Davaya konu hacizlerin üçüncü kişinin kiracı olarak bulunduğu adreste üçüncü kişinin çalışanı ve vekili huzurunda yapıldığı, haciz sırasında borçlu hazır olmadığı gibi, borçluya ait evrak da bulunmadığı nazara alındığında İİK"nin 97/a maddesinde öngörülen mülkiyet karinesinin 3. kişi yararına olduğunun kabulü gerekir. Dosya kapsamına göre, temyize konu olayda, davacı 3. kişi ile borçlu arasında danışıklı işlem olduğu davalı alacaklı tarafından iddia edilmesine rağmen, muvazaa iddiasını ispatlayamamıştır. Zira, borçlu şirket ile 3. kişi şirket arasında aynı iş kolunda ticari faaliyette bulunmaları dışında herhangi bir bağ bulunmamaktadır. Bundan ayrı, taraflar arasındaki devir işlemi borcun doğumundan ve takip tarihinden önce olup, Dairemizce incelenen 2014/7880 esas ve 2013/23391 esas sayılı dava dosyaları içerisinde bulunan bilgi ve belgeler ile bilirkişi raporlarına göre borçlu ve üçüncü kişi arasında bu devre ilişkin olarak düzenlenen 01.11.2012 tarihli satış sözleşmesine göre borçlunun aynı tarihli faturalar kapsamında 24 adet şubesini içindeki eşyalar ve patent hakları ile birlikte toplam 7.396.518,00.-TL bedel karşılığında üçüncü kişiye devrettiği, ödemelerin yapıldığı, üçüncü kişinin borçlu şirkete hiç borcunun kalmadığı ve yapılan ödemelere ilişkin faturaların ticari kayıtlarda yer aldığı da sabittir. Buna göre, taraflar arasındaki devrin muvazaalı olduğu alacaklı tarafından ispatlanamamıştır
O halde, Mahkemece bu maddi ve hukuki olgular gözönüne alınarak, davanın reddi yerine oluşa ve dosya içeriğine uygun düşmeyen gerekçe ile davanın kabulüne yönelik hüküm kurulması doğru olmamıştır.
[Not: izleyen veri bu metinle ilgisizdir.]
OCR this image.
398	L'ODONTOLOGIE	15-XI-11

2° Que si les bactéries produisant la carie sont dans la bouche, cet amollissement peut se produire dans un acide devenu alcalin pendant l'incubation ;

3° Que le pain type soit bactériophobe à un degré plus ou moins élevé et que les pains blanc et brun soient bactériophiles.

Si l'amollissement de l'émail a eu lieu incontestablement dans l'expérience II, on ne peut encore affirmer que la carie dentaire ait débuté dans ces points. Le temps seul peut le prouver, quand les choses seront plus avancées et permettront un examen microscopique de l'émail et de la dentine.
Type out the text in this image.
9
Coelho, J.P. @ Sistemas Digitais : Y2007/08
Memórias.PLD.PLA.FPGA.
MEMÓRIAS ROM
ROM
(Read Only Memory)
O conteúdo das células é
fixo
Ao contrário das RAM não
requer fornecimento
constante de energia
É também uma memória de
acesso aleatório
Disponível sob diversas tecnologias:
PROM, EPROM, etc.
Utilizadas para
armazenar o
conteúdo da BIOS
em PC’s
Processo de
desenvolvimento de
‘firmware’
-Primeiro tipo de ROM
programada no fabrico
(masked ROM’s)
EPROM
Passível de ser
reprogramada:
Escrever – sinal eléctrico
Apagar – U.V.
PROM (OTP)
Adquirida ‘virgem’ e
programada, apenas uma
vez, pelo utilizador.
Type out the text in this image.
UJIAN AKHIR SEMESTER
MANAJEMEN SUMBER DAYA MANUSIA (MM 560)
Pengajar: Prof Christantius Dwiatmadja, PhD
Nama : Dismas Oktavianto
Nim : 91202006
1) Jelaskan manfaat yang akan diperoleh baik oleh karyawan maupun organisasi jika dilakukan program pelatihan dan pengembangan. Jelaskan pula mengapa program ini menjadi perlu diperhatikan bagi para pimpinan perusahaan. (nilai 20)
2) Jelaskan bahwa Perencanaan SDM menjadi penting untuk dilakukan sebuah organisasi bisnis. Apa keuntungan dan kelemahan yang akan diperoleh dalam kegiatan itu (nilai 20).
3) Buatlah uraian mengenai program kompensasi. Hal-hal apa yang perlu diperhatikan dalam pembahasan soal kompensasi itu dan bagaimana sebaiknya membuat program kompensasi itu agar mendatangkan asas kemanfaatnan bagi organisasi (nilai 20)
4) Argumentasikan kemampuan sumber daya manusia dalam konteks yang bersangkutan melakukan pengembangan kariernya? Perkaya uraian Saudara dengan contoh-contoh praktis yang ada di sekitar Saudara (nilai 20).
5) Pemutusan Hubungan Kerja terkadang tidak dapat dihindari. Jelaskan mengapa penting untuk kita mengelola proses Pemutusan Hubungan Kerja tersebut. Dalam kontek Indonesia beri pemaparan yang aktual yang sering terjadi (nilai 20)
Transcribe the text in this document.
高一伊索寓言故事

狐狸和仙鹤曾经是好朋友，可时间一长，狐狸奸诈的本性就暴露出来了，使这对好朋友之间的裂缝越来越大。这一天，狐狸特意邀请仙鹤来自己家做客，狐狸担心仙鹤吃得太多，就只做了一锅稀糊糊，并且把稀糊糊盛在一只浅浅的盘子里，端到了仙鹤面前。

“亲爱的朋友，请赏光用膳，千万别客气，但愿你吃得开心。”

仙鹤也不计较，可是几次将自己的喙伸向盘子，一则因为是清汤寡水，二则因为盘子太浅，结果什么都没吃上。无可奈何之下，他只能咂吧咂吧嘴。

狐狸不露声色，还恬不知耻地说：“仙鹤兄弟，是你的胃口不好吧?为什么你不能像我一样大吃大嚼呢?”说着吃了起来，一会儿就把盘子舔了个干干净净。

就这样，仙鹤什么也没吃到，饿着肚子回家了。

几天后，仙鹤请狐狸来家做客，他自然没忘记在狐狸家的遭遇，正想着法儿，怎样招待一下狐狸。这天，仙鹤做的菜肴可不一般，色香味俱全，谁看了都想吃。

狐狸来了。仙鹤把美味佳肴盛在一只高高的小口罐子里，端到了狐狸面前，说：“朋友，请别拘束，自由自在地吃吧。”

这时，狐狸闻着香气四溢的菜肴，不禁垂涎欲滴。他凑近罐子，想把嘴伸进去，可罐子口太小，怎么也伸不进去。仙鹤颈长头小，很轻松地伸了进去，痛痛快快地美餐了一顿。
SONUÇ: Yukarıda açıklanan nedenlerle hükmü temyiz eden davalı üçüncü kişi vekilinin temyiz itirazlarının kabulüyle hükmün İİK"nin 366 ve HUMK"un 428. maddesi gereğince BOZULMASINA, taraflarca İİK"nin 366/3. maddesi gereğince Yargıtay Daire ilamının tebliğinden itibaren ilama karşı 10 gün içinde karar düzeltme isteğinde bulunulabileceğine, peşin harcın istek halinde temyiz edene iadesine. 22.01.2019 tarihinde oy birliğiyle karar verildi.